Heavy boots clomped down the stairs. The steel door burst open in a shower of sparks. Tactical lights surveyed the room. The floor covered in a sticky red fluid, the sight causing the uniformed men to gag and cover their mouths.

The larger of the men tugged on a string connected to a bare bulb near the door.

The bulb flickered on, revealing a half a dozen tables including the one Ellie had been laying on.

The other spoke into his shoulder. “We found one more. A little girl.”

The radio squawked in reply. “Is the area secure?”
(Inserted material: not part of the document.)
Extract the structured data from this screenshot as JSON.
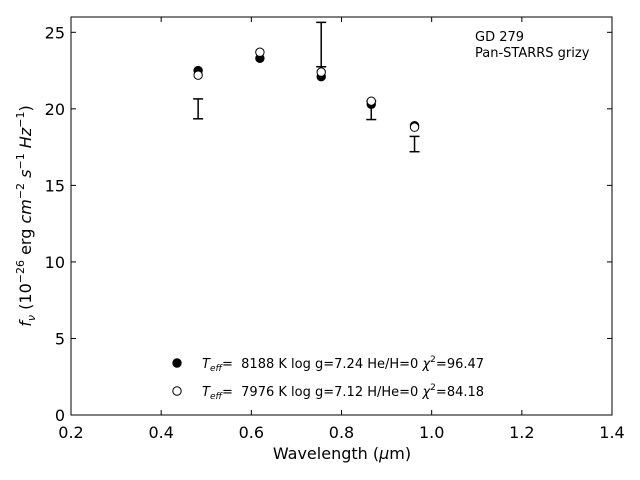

“Affirmative, sir. Area is secure.”

“Roger that. Return topside and wait for further orders.”

“Yes sir! Returning to ground level,” he replied, moving toward the door and motioning for his partner to follow.

“Wait!” Ellie yelled as the two officers lowered their firearms and left. One of them turned to face her, then pulled the door closed behind him.

Her father smiled. “Don’t worry ‘bout them Li’l Rabbit. Let them do their jobs. Let’s go home and I’ll tuck you in to your nice warm bed.” He nestled her under the crook of his arm. Her mother followed close behind. They moved together toward the door.

They walked up the concrete steps and past the bodies sprawled out on the kitchen floor. Ellie’s father shielded her eyes as they shuffled past the remains of the man who had promised to take her life and they continued down the front steps.

They walked all of the way home without saying a word. Father carried her in his arms the whole way. The leaves did not crunch beneath their feet and the cool fall breeze didn’t cause them to get a chill. They trudged up the front walk of their apartment and finally into the place they called home.

“I’ll have to call someone to fix that in the morning,” father said as he glanced at the splintered wood of the apartment door.

Ellie was asleep when he laid her on her small bed; The paint was peeling from the headboard.

Her body remained in the basement until the coroner came to take it away. She was buried next to her parents in the city cemetery three days after her passing.